Senado avança com política nacional para diagnóstico da LAM, doença pulmonar rara

Comissão de Assuntos Sociais aprova projeto sobre linfangioleiomiomatose (LAM), enfermidade que afeta até 2.000 brasileiras. Medida prevê ampliação de
11/8/26 às 13:00

A Comissão de Assuntos Sociais (CAS) do Senado aprovou, nesta terça-feira (11), a criação da Política Nacional de Conscientização e Orientação sobre a Linfangioleiomiomatose (LAM). A doença rara afeta os pulmões, rins e sistema linfático, atingindo predominantemente mulheres jovens.

Com caráter terminativo, o projeto de lei (PL 5.238/2025) segue agora para análise da Câmara dos Deputados. O texto estabelece diretrizes para que a União, os estados e os municípios estruturem, no âmbito do SUS, centros de referência para diagnóstico e tratamento da enfermidade.

Estudos internacionais recentes estimam que entre 1.000 e 2.000 pacientes convivam com a LAM no Brasil. O principal desafio relatado pelos especialistas é a inespecificidade dos primeiros sintomas, que se confundem com queixas respiratórias comuns, atrasando o encaminhamento adequado.

Acesse o relatório: https://abre.ai/sf6v

Relatora da matéria, a senadora Damares Alves (Republicanos-DF) atua há meses na pauta.
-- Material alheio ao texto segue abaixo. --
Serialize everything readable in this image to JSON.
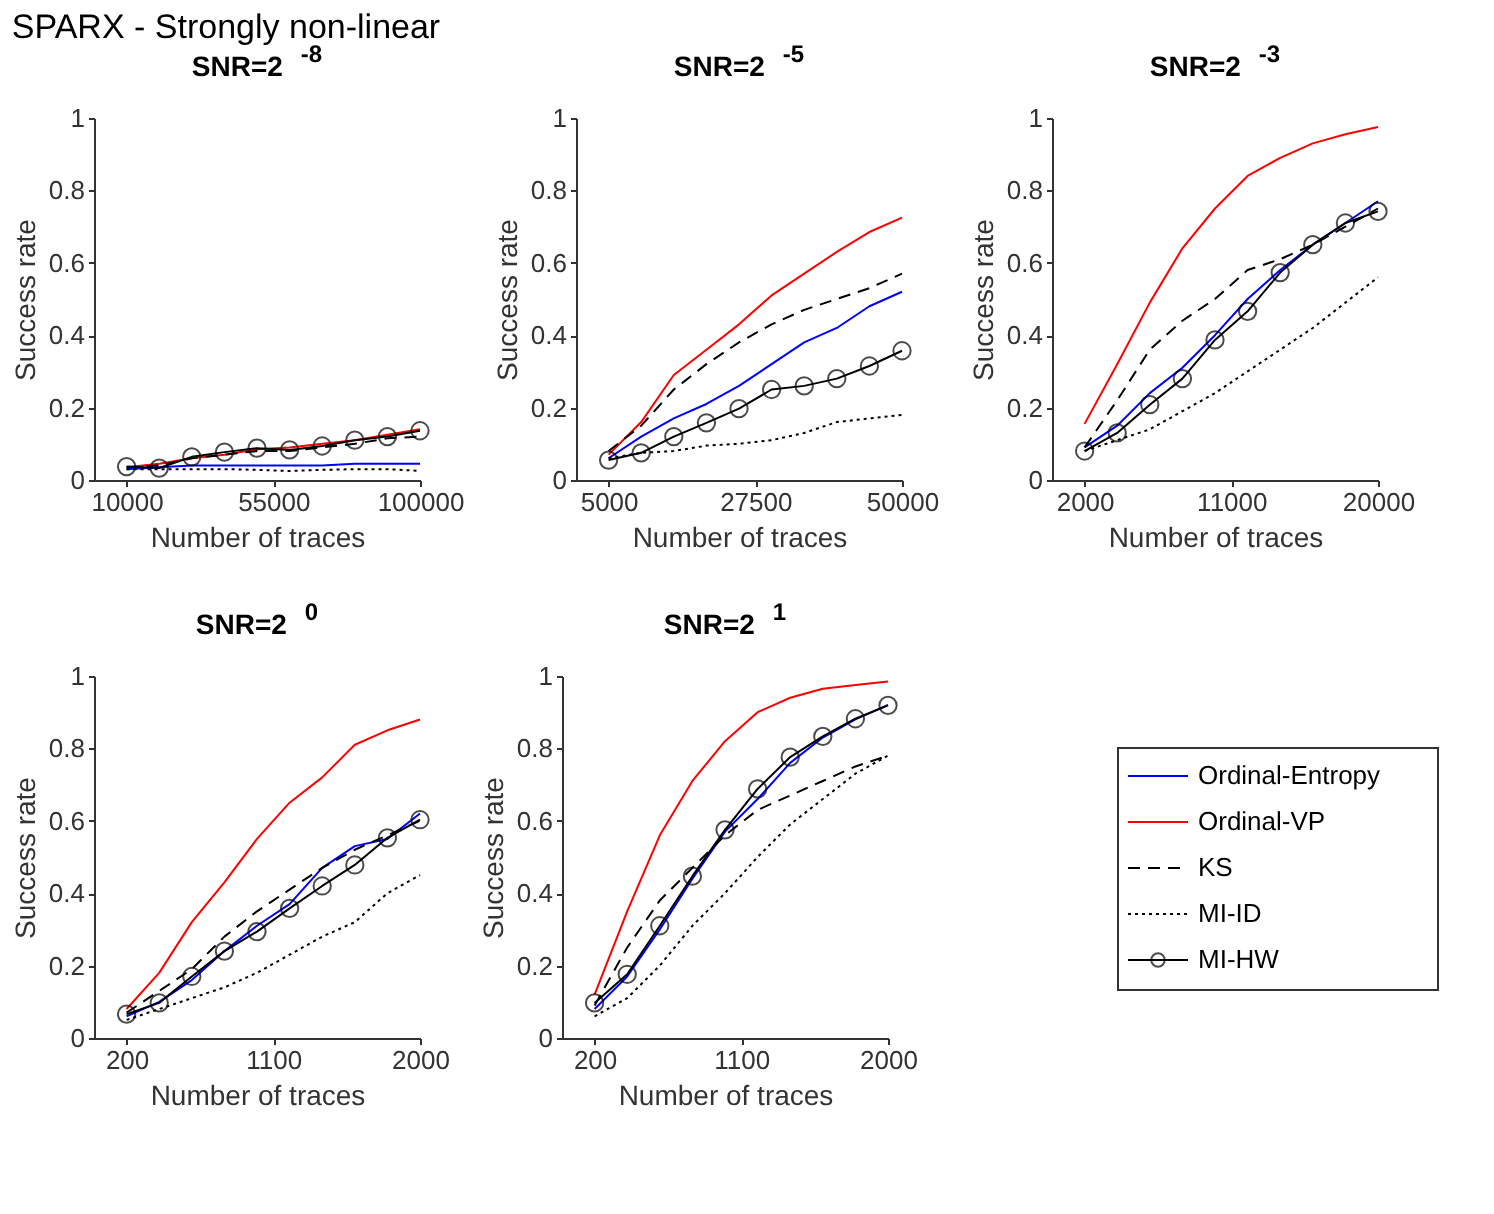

A parlamentar já vinha chamando a atenção para o impacto financeiro e humano da burocracia que envolve a condição clínica, sendo uma das principais vozes na Casa sobre o tema.
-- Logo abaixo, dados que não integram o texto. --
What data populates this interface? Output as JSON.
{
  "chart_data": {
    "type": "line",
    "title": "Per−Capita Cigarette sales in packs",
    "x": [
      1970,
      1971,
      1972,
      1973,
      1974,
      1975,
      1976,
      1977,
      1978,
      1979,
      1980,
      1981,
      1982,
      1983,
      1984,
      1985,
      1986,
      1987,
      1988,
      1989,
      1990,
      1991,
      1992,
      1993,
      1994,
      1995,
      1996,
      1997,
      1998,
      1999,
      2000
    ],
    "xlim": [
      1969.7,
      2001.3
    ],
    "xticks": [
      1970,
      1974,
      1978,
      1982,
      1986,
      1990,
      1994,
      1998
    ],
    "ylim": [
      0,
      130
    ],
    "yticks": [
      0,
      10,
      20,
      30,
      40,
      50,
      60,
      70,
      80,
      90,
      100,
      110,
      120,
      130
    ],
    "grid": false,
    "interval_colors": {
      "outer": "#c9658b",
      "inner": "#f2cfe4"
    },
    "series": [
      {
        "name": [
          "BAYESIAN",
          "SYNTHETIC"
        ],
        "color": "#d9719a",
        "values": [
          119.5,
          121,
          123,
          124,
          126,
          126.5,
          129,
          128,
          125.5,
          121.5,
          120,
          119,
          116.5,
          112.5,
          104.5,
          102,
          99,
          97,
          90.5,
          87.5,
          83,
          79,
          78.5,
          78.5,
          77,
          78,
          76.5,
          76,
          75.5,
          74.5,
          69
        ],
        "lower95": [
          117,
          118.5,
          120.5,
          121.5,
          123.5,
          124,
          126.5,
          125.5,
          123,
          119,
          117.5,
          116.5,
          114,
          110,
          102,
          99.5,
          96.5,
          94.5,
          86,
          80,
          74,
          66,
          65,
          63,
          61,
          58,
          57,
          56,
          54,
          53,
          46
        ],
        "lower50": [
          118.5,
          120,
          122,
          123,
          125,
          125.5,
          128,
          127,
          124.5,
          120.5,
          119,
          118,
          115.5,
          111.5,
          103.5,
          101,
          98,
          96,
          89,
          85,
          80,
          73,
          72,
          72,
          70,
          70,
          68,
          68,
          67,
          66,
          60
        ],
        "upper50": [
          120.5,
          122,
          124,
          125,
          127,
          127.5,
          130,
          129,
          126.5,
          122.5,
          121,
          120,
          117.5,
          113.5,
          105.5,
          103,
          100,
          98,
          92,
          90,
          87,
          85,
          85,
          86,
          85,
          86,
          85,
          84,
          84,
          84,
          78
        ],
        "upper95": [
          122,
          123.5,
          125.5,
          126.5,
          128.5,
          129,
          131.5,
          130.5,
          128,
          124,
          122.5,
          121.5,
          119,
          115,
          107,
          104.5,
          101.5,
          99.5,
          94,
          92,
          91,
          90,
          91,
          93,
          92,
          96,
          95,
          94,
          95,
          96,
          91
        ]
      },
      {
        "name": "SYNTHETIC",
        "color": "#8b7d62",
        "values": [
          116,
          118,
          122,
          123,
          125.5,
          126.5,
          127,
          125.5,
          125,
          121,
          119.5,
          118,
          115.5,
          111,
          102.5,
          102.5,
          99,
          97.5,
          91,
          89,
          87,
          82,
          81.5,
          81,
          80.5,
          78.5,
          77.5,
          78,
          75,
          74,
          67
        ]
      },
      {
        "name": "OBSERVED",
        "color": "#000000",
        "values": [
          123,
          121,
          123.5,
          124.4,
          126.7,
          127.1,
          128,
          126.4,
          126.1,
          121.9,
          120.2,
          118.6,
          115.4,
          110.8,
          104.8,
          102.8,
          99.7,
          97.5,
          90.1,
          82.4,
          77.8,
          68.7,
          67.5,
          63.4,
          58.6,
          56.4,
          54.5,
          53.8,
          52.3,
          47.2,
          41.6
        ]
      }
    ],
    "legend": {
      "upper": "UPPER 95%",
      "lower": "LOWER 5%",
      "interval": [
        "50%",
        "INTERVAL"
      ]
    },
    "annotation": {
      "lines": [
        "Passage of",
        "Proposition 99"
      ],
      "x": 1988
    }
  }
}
“O diagnóstico no Brasil está demorando uma eternidade, e o tempo dessas brasileiras está correndo contra elas. O diagnóstico precoce não pode ser um artigo de luxo”, afirma.

Problema crônico

A fala de Damares, que também é vice-presidente da Subcomissão Permanente de Doenças Raras do Senado, resume a urgência abordada pelo parecer. A ausência de tratamento curativo definitivo reforça a necessidade do controle farmacológico.

A terapia padrão envolve o uso contínuo de inibidores como o sirolimo, que já foi incorporado ao sistema público de saúde. O medicamento atua para inibir as vias de sinalização associadas à proliferação celular e frear a progressão dos cistos no tecido pulmonar.
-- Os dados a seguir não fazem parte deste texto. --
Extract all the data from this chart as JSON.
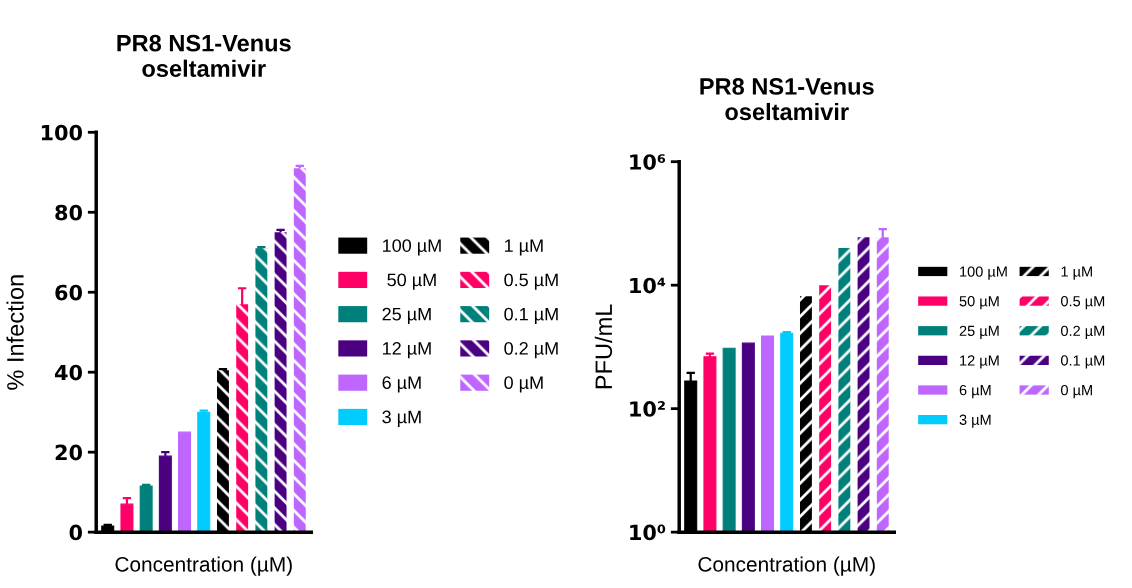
{
  "chart_data": [
    {
      "type": "bar",
      "title": "PR8 NS1-Venus\noseltamivir",
      "xlabel": "Concentration (µM)",
      "ylabel": "% Infection",
      "categories": [
        null,
        null,
        null,
        null,
        null,
        null,
        null,
        null,
        null,
        null,
        null
      ],
      "ylim": [
        0,
        100
      ],
      "yticks": [
        0,
        20,
        40,
        60,
        80,
        100
      ],
      "legend": "right",
      "grid": false,
      "series": [
        {
          "name": "100 µM",
          "color": "#000000",
          "values": [
            1.5,
            null,
            null,
            null,
            null,
            null,
            null,
            null,
            null,
            null,
            null
          ],
          "errors": [
            0.3,
            null,
            null,
            null,
            null,
            null,
            null,
            null,
            null,
            null,
            null
          ]
        },
        {
          "name": " 50 µM",
          "color": "#ff0066",
          "values": [
            null,
            7,
            null,
            null,
            null,
            null,
            null,
            null,
            null,
            null,
            null
          ],
          "errors": [
            null,
            1.5,
            null,
            null,
            null,
            null,
            null,
            null,
            null,
            null,
            null
          ]
        },
        {
          "name": "25 µM",
          "color": "#00807a",
          "values": [
            null,
            null,
            11.5,
            null,
            null,
            null,
            null,
            null,
            null,
            null,
            null
          ],
          "errors": [
            null,
            null,
            0.3,
            null,
            null,
            null,
            null,
            null,
            null,
            null,
            null
          ]
        },
        {
          "name": "12 µM",
          "color": "#4b0082",
          "values": [
            null,
            null,
            null,
            19,
            null,
            null,
            null,
            null,
            null,
            null,
            null
          ],
          "errors": [
            null,
            null,
            null,
            1,
            null,
            null,
            null,
            null,
            null,
            null,
            null
          ]
        },
        {
          "name": "6 µM",
          "color": "#bf66ff",
          "values": [
            null,
            null,
            null,
            null,
            25,
            null,
            null,
            null,
            null,
            null,
            null
          ]
        },
        {
          "name": "3 µM",
          "color": "#00ccff",
          "values": [
            null,
            null,
            null,
            null,
            null,
            30,
            null,
            null,
            null,
            null,
            null
          ],
          "errors": [
            null,
            null,
            null,
            null,
            null,
            0.4,
            null,
            null,
            null,
            null,
            null
          ]
        },
        {
          "name": "1 µM",
          "color": "#000000",
          "values": [
            null,
            null,
            null,
            null,
            null,
            null,
            40.5,
            null,
            null,
            null,
            null
          ],
          "errors": [
            null,
            null,
            null,
            null,
            null,
            null,
            0.3,
            null,
            null,
            null,
            null
          ]
        },
        {
          "name": "0.5 µM",
          "color": "#ff0066",
          "values": [
            null,
            null,
            null,
            null,
            null,
            null,
            null,
            57,
            null,
            null,
            null
          ],
          "errors": [
            null,
            null,
            null,
            null,
            null,
            null,
            null,
            4,
            null,
            null,
            null
          ]
        },
        {
          "name": "0.1 µM",
          "color": "#00807a",
          "values": [
            null,
            null,
            null,
            null,
            null,
            null,
            null,
            null,
            71,
            null,
            null
          ],
          "errors": [
            null,
            null,
            null,
            null,
            null,
            null,
            null,
            null,
            0.3,
            null,
            null
          ]
        },
        {
          "name": "0.2 µM",
          "color": "#4b0082",
          "values": [
            null,
            null,
            null,
            null,
            null,
            null,
            null,
            null,
            null,
            75,
            null
          ],
          "errors": [
            null,
            null,
            null,
            null,
            null,
            null,
            null,
            null,
            null,
            0.6,
            null
          ]
        },
        {
          "name": "0 µM",
          "color": "#bf66ff",
          "values": [
            null,
            null,
            null,
            null,
            null,
            null,
            null,
            null,
            null,
            null,
            91
          ],
          "errors": [
            null,
            null,
            null,
            null,
            null,
            null,
            null,
            null,
            null,
            null,
            0.6
          ]
        }
      ]
    },
    {
      "type": "bar",
      "title": "PR8 NS1-Venus\noseltamivir",
      "xlabel": "Concentration (µM)",
      "ylabel": "PFU/mL",
      "categories": [
        null,
        null,
        null,
        null,
        null,
        null,
        null,
        null,
        null,
        null,
        null
      ],
      "log": "y",
      "ylim": [
        1,
        1000000
      ],
      "yticks": [
        {
          "value": 1,
          "label": "10⁰"
        },
        {
          "value": 100,
          "label": "10²"
        },
        {
          "value": 10000,
          "label": "10⁴"
        },
        {
          "value": 1000000,
          "label": "10⁶"
        }
      ],
      "legend": "right",
      "grid": false,
      "series": [
        {
          "name": "100 µM",
          "color": "#000000",
          "values": [
            280,
            null,
            null,
            null,
            null,
            null,
            null,
            null,
            null,
            null,
            null
          ],
          "errors": [
            100,
            null,
            null,
            null,
            null,
            null,
            null,
            null,
            null,
            null,
            null
          ]
        },
        {
          "name": "50 µM",
          "color": "#ff0066",
          "values": [
            null,
            690,
            null,
            null,
            null,
            null,
            null,
            null,
            null,
            null,
            null
          ],
          "errors": [
            null,
            90,
            null,
            null,
            null,
            null,
            null,
            null,
            null,
            null,
            null
          ]
        },
        {
          "name": "25 µM",
          "color": "#00807a",
          "values": [
            null,
            null,
            950,
            null,
            null,
            null,
            null,
            null,
            null,
            null,
            null
          ]
        },
        {
          "name": "12 µM",
          "color": "#4b0082",
          "values": [
            null,
            null,
            null,
            1150,
            null,
            null,
            null,
            null,
            null,
            null,
            null
          ]
        },
        {
          "name": "6 µM",
          "color": "#bf66ff",
          "values": [
            null,
            null,
            null,
            null,
            1500,
            null,
            null,
            null,
            null,
            null,
            null
          ]
        },
        {
          "name": "3 µM",
          "color": "#00ccff",
          "values": [
            null,
            null,
            null,
            null,
            null,
            1660,
            null,
            null,
            null,
            null,
            null
          ],
          "errors": [
            null,
            null,
            null,
            null,
            null,
            80,
            null,
            null,
            null,
            null,
            null
          ]
        },
        {
          "name": "1 µM",
          "color": "#000000",
          "values": [
            null,
            null,
            null,
            null,
            null,
            null,
            6600,
            null,
            null,
            null,
            null
          ]
        },
        {
          "name": "0.5 µM",
          "color": "#ff0066",
          "values": [
            null,
            null,
            null,
            null,
            null,
            null,
            null,
            10000,
            null,
            null,
            null
          ]
        },
        {
          "name": "0.2 µM",
          "color": "#00807a",
          "values": [
            null,
            null,
            null,
            null,
            null,
            null,
            null,
            null,
            40000,
            null,
            null
          ]
        },
        {
          "name": "0.1 µM",
          "color": "#4b0082",
          "values": [
            null,
            null,
            null,
            null,
            null,
            null,
            null,
            null,
            null,
            60000,
            null
          ]
        },
        {
          "name": "0 µM",
          "color": "#bf66ff",
          "values": [
            null,
            null,
            null,
            null,
            null,
            null,
            null,
            null,
            null,
            null,
            60000
          ],
          "errors": [
            null,
            null,
            null,
            null,
            null,
            null,
            null,
            null,
            null,
            null,
            21000
          ]
        }
      ]
    }
  ]
}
No parecer votado nesta terça-feira, a relatora detalha as manifestações graves da enfermidade. Em estágios avançados, há risco altíssimo de pneumotórax — presença de ar entre as membranas pulmonares — e a evolução para insuficiência respiratória. Sem diagnóstico oportuno, aumenta expressivamente a necessidade de transplantes de pulmão.

Sistema de coleta

Além do acompanhamento clínico, o PL aprovado determina a implantação de um sistema nacional para coleta e processamento de dados sobre os casos da doença. O objetivo é mapear o avanço epidemiológico no país e subsidiar o Ministério da Saúde na tomada de decisões técnicas.

A proposta tem um longo histórico no Congresso Nacional. A versão original da proposição (PL 5.078/2016) foi protocolada há dez anos na Câmara pelo então deputado federal Alan Rick (União-AC), atual colega de Damares no Senado. Em sua justificativa original, o autor ressaltava que a desinformação na rede básica penalizava as pacientes de forma silenciosa.

As despesas decorrentes da execução da lei, de acordo com o texto aprovado, correrão por conta de dotações orçamentárias próprias, com suplementação se necessário. Não foram identificados vícios de inconstitucionalidade, juridicidade ou barreiras econômicas que impeçam a adoção da política pública pelos gestores do SUS.